Saturday, December 5, 2020

Shane Rhodes : excerpt from It’s Here All The Beauty I Told You About

 


 

Author’s Note:

This excerpt is from a manuscript in progress which works with one of the most popular Western pulp novels ever writ- ten—Shane (1949) by Jack Schaefer—and Western comics published in Canada from the 1940s and 1950s.

This project is deeply personal. Parts of my life could well have come from the plot of a cheap Western: I was named after Shane and come from a long line of alcoholics, farmers and ranchers. Growing up a white settler in the West means I lived most of my life in an imaginary landscape that hovered above the real. Attempting to see behind this painted screen is to try to see how Westerns (whether they be novels, movies or comics, old or new) continue to obscure and rewrite the history of North American colonization and settlement and the racism that fuels them.

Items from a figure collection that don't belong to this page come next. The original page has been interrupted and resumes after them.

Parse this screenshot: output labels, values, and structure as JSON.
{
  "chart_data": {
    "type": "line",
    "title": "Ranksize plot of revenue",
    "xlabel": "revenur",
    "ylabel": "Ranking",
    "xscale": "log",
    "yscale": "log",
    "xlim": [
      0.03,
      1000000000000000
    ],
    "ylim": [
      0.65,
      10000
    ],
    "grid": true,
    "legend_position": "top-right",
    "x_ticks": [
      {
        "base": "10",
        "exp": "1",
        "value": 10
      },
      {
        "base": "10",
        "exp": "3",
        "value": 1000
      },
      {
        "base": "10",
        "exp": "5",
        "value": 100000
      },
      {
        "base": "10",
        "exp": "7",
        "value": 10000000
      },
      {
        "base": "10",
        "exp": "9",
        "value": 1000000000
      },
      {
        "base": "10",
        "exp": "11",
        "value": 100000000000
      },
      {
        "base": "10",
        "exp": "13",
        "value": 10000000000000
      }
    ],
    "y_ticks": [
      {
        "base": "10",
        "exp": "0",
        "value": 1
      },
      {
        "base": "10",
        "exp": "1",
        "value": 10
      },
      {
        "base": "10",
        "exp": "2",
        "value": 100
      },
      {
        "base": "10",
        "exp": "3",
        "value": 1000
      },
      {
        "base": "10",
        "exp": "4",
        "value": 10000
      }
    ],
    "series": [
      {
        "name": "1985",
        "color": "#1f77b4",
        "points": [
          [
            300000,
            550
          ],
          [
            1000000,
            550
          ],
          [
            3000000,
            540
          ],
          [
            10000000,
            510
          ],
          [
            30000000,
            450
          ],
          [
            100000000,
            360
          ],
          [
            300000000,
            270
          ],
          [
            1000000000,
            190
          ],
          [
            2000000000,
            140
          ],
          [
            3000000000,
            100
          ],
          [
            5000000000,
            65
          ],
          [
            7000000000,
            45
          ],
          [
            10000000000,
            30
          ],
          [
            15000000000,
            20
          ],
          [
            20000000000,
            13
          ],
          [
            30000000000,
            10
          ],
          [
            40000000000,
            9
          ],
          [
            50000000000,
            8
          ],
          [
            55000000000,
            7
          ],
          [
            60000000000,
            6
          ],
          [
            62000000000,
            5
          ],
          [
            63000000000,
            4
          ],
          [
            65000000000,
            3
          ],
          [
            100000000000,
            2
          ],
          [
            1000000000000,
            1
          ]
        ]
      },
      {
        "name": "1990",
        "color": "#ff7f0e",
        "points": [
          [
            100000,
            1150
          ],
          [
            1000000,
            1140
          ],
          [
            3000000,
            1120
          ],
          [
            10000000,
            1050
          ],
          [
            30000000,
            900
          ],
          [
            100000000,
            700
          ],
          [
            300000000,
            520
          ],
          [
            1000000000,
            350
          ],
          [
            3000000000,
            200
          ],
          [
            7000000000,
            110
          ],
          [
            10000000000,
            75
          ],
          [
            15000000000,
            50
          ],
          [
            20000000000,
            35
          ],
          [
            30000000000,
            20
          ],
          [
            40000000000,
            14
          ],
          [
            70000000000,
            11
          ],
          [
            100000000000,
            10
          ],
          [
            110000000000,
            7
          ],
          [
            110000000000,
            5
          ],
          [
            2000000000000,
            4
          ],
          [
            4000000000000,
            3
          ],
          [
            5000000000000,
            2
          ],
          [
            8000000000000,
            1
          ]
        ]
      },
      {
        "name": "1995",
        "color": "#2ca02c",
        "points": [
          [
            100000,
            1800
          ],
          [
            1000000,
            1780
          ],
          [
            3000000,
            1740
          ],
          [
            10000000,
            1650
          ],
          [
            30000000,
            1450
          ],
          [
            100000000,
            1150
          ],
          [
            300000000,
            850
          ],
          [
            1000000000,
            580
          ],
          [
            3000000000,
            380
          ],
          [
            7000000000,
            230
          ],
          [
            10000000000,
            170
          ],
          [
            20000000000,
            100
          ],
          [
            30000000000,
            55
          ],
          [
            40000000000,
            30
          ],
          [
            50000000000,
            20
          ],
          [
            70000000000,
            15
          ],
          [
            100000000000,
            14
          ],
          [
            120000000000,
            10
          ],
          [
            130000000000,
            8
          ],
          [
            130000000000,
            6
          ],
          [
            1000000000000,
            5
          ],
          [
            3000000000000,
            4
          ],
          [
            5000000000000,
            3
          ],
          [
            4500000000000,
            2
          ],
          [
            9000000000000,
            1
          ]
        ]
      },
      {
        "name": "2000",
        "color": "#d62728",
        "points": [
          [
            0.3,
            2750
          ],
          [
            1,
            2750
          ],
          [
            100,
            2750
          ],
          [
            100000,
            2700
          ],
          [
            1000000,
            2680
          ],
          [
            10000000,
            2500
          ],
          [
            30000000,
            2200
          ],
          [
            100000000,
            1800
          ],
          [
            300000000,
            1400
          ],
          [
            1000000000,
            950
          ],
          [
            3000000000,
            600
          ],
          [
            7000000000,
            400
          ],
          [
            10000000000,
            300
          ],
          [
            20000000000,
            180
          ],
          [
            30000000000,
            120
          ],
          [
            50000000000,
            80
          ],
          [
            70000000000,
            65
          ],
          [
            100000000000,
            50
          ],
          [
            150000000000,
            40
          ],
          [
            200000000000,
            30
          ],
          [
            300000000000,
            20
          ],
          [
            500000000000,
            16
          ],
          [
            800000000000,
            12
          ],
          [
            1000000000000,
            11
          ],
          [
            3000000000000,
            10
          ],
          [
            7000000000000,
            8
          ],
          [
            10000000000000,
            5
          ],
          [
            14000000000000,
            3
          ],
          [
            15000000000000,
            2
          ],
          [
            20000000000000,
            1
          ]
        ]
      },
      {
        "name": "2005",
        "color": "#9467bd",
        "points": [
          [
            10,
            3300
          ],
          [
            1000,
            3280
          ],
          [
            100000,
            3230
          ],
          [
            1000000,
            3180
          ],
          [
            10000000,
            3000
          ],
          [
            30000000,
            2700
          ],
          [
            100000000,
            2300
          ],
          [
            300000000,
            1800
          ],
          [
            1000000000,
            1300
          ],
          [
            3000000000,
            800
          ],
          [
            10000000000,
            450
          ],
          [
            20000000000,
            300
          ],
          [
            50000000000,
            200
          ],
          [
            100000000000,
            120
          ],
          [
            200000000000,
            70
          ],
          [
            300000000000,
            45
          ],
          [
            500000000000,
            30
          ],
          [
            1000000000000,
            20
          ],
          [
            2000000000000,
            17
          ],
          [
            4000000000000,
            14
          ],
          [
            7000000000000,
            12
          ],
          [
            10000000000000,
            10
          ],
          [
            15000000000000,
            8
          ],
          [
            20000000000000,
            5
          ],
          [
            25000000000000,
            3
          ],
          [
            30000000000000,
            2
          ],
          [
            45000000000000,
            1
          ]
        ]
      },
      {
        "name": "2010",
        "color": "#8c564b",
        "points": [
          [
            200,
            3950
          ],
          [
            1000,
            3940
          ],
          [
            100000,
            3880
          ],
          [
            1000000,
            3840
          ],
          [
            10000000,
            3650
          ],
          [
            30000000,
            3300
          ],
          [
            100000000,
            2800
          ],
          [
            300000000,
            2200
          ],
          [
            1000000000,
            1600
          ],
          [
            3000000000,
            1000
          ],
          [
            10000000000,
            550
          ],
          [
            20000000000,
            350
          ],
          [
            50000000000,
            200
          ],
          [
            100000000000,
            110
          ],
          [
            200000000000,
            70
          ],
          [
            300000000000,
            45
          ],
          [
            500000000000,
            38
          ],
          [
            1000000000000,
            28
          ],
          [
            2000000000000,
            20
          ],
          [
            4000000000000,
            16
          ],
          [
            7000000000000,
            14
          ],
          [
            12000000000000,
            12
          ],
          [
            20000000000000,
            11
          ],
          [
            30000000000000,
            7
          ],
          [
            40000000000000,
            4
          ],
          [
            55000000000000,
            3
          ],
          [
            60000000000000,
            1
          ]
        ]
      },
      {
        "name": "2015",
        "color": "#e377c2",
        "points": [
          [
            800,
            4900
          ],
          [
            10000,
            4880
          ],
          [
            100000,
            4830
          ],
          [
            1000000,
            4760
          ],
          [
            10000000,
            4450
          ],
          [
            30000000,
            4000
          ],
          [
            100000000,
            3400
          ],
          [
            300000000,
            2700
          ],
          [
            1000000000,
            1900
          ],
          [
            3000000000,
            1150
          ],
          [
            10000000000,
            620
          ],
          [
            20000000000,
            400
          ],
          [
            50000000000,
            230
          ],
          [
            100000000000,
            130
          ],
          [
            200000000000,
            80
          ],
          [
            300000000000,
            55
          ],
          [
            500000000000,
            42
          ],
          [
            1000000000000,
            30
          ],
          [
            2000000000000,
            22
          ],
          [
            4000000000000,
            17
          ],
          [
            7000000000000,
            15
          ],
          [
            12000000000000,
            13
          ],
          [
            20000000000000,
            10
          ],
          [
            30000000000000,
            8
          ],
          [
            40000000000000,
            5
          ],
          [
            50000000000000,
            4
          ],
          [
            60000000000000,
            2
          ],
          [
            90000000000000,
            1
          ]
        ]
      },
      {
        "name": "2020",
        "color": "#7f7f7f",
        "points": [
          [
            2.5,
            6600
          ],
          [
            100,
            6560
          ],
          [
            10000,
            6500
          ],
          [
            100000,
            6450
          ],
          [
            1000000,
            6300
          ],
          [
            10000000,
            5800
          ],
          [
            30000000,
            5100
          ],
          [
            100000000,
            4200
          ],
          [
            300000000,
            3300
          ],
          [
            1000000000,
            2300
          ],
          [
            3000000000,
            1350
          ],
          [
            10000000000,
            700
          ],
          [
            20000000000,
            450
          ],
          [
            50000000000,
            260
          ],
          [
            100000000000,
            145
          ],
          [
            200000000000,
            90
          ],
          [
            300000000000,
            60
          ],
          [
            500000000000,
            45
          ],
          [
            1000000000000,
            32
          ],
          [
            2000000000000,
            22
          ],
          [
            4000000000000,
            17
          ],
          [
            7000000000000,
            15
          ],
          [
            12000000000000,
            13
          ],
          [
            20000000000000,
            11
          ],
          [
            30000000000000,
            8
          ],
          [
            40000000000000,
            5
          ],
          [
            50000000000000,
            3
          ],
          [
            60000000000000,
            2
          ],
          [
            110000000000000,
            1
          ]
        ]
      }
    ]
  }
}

It’s Here All The Beauty I Told You About tries to unravel some of this, and see how settler stories of the Great Plains function within the larger apparatus of colonial mythmaking.

 

 


 


 


 

This is occupation
I said, square by square, song
By song.
 

We held each other
As we had asked to be
In the exit interview,
 

Our shirts buttoned
So they’d remain fastened

As we passed over the nail strips
 

Laid across the highway.|
The restrictions
Of the authorizations
 

We issued, were issued, our bodies
Lit by the soft
Searchlights scanning
 

The fence line. I will
Endeavour, I said,
To be a stronger
 

Citizen, my commitment
To annihilation
More true.
 


*

 

A woman in a hazmat suit finds a tooth in soft, sifted shovel-fulls of dirt.

The saskatoon berries near the concession fenceline, heavy with sugar and seed.

Still surprised by the force of it, a man tears up describing the life of his mother.

On this highway, you mustn’t stop to pick up ghosts.

 

 

 

 

Shane Rhodes is the author of six books of poetry, including Dead White Men, which won the 2018 Ottawa Book Award. Shane has also won the Alberta Book Award, the P. K. Page Founder's Award for Poetry and a National Magazine Gold Award. Shane lives in Ottawa, on unceded Algonquin, Anishinabek territory.